Petitioners rely on a number of cases from the Supreme Court of the United States. We do not, however, think they are applicable to the decision here. Rather, we think that a case such as Lake Superior Consol. Iron Mines v. Lord, 271 U. S. 577, 46 S.Ct. 627, 70 L.Ed. 1093 (1926). is controlling. There, Minnesota imposed a tax of six percent upon all royalties received in mining and removing ore from lands within the state. For many years the owners of lands containing beds of rich iron ores followed the practice of making long-term leases (ordinarily 50 years) to parties who agreed to mine the ore and pay the lessors a specified royalty. In upholding the constitutionality of the tax, the Court said:

“Titles to all the lands and leases were obtained subject to the state’s power to tax. If the statute now in controversy is within that power, it cannot impair the obligation of appellants’ contracts; * * *.” 271 U.S. at 581, 46 S.Ct. at 628, 70 L.Ed. at 1100.

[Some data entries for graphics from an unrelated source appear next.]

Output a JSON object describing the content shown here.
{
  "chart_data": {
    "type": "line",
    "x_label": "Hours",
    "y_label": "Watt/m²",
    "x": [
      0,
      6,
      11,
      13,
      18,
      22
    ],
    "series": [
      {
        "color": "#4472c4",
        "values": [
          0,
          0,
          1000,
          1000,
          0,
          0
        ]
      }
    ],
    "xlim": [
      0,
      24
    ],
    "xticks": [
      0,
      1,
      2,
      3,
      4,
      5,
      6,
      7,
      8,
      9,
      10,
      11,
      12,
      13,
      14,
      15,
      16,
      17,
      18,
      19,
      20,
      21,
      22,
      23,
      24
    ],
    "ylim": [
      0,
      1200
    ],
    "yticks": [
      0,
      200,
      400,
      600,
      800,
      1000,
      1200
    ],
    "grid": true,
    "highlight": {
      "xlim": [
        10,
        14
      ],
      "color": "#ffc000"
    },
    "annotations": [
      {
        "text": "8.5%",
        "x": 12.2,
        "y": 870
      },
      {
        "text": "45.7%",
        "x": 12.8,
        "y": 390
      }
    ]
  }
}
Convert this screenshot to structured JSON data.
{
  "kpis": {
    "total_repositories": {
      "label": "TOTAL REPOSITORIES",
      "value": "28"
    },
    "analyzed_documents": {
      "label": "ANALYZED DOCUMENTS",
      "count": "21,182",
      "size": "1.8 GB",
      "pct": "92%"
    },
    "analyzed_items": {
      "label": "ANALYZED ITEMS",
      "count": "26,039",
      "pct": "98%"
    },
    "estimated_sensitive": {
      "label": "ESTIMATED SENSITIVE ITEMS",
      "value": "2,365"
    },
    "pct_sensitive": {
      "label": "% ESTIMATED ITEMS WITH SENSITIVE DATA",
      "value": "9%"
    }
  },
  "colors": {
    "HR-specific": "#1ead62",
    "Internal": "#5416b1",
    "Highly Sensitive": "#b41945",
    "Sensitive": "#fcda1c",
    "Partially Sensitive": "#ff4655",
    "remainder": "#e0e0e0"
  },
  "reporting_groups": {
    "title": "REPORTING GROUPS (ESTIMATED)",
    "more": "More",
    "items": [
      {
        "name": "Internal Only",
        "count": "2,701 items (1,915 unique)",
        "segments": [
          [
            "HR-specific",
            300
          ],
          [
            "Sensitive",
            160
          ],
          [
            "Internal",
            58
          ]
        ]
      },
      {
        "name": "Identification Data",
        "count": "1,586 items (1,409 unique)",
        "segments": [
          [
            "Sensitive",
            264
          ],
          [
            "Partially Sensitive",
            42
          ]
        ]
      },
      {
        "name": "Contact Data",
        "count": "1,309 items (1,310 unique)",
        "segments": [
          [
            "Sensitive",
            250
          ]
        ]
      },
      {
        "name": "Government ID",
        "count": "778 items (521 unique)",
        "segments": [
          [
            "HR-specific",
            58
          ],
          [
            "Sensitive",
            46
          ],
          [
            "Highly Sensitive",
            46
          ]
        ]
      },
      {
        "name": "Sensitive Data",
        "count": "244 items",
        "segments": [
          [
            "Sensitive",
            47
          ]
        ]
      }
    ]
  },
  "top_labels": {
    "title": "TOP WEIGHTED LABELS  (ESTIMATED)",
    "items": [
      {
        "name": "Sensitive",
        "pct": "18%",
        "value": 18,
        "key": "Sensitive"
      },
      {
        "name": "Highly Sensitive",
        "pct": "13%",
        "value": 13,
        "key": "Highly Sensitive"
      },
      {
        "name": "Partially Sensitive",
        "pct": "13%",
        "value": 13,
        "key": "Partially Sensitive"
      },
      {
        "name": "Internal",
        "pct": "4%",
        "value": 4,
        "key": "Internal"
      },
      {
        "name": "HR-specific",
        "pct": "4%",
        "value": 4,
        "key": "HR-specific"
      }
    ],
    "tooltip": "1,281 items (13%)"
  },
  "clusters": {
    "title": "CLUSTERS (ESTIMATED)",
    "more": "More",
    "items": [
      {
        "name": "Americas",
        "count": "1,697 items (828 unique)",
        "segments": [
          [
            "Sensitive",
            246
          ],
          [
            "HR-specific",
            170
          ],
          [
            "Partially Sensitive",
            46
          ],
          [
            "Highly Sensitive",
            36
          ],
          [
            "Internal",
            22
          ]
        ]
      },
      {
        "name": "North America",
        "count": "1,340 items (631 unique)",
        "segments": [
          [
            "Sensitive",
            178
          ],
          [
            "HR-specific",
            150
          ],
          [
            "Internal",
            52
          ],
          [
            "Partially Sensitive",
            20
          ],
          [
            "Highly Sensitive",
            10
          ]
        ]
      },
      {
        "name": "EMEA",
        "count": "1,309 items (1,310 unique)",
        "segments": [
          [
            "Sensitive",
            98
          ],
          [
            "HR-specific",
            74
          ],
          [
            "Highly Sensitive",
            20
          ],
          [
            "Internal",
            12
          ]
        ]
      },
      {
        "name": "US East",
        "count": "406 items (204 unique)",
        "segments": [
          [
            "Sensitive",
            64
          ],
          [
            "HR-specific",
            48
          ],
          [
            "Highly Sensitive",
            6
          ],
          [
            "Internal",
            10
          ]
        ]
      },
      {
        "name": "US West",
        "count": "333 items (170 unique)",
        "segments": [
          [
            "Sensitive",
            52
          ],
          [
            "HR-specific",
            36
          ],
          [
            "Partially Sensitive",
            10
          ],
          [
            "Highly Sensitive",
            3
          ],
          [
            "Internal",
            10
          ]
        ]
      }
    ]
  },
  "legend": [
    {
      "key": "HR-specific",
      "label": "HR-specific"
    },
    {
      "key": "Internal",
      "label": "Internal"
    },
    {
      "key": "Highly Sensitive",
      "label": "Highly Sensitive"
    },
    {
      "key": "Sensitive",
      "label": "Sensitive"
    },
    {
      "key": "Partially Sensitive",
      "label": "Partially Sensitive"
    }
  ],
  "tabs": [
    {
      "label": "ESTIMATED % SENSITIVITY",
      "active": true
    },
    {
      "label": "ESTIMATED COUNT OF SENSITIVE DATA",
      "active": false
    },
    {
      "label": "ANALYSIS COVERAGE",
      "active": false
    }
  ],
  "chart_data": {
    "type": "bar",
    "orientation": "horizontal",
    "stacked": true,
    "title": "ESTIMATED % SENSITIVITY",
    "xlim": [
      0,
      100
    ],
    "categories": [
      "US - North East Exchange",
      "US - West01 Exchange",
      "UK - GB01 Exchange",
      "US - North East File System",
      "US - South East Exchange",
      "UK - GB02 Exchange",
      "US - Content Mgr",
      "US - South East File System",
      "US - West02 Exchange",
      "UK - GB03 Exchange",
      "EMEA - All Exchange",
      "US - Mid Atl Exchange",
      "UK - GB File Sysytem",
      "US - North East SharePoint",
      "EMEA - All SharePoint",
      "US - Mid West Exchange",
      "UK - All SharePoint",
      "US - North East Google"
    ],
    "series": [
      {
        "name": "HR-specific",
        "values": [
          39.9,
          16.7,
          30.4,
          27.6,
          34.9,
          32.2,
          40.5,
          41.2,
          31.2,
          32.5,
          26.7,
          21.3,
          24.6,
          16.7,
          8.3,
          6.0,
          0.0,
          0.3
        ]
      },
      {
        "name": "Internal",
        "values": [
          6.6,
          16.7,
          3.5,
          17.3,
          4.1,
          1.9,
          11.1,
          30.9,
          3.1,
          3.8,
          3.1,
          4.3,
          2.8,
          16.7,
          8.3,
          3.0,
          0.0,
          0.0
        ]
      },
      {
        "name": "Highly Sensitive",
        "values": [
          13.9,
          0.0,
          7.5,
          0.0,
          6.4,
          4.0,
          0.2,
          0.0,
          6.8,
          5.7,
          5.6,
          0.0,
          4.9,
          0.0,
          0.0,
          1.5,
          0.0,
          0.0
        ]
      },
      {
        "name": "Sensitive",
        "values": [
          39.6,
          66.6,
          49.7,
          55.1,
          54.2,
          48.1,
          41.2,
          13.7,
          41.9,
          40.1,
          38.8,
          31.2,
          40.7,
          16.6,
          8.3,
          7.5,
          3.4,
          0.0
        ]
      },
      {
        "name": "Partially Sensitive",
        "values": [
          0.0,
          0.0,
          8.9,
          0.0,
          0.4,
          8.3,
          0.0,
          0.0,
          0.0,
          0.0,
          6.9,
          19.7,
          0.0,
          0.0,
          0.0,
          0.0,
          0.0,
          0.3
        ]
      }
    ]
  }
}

The Supreme Court of Alabama well summarized the law in McPhillips Mfg. Co. v. Curry, 241 Ala. 366, 371-372, 2 So.2d 600, 604 (1941):

“Appellants also insist that to add the two per cent, sales tax to the price of the materials delivered after the effective date of the contract would impair the obligation of a contract, and constitute a denial of due process. To this we cannot agree. The existence of an executory contract between or among two or more individuals presents no obstacle to the right or power of the State to levy or impose a tax which may adversely affect the financial interest of either or any of the parties which may have been acquired under or by reason of the mutual covenants of such parties to the contract. Increasing taxation or adding new taxes does not impair the obligation of a contract, although the law, as it existed at the time the contract was made, is a part of the contract. So, too, is the law with reference to the State’s power of taxation, otherwise all contracts with reference to real estate would become void as to the tax upon the creation of an improvement district. The State has the power to tax, and the only contention here made by appellants is that the sales tax cannot apply to them because their contract antedates the law. The authorities are clearly opposed to such a theory. Wiseman v. Gillioz, 192 Ark. 950, 96 S.W.2d 459; National Ice & Cold Storage Co. v. Pacific Fruit Express Co., 11 Cal.2d 283, 79 P.2d 380; People v. McDuffie, 11 Cal.2d 296, 297, 79 P.2d 386; New York Rapid Transit Corp. v. City of New York, 275 N.Y. 258, 9 N.E.2d 858; City of Portland v. Portland R., L. & P. Co., 80 Or. 271, 156 P. 1058; Trustees of Cook’s Estate v. Sheppard, Tex.Civ.App., 89 S.W.2d 1026; State ex rel. Froedtert Grain & Malting Co. v. Tax Commission, 221 Wis. 225, 265 N.W. 672, 267 N.W. 52, 104 A.L.R. 1478; Kehrer v. Stewart, 197 U.S. 60, 25 S.Ct. 403, 49 L.Ed. 663; Lake Superior Iron Mines v. Lord, 271 U.S. 577, 46 S.Ct. 627, 70 L.Ed. 1093.”

We recognize the burdensome nature of the taxes of which petitioners complain and have lent a sympathetic ear to their problems, but finding no constitutional infirmities in the Legislature’s exactions, we are compelled to deny their request for relief.

Petition ordered dismissed.

HAYS, C. J., CAMERON, V. C. J., and LOCKWOOD and HOLOHAN, JJ., concur.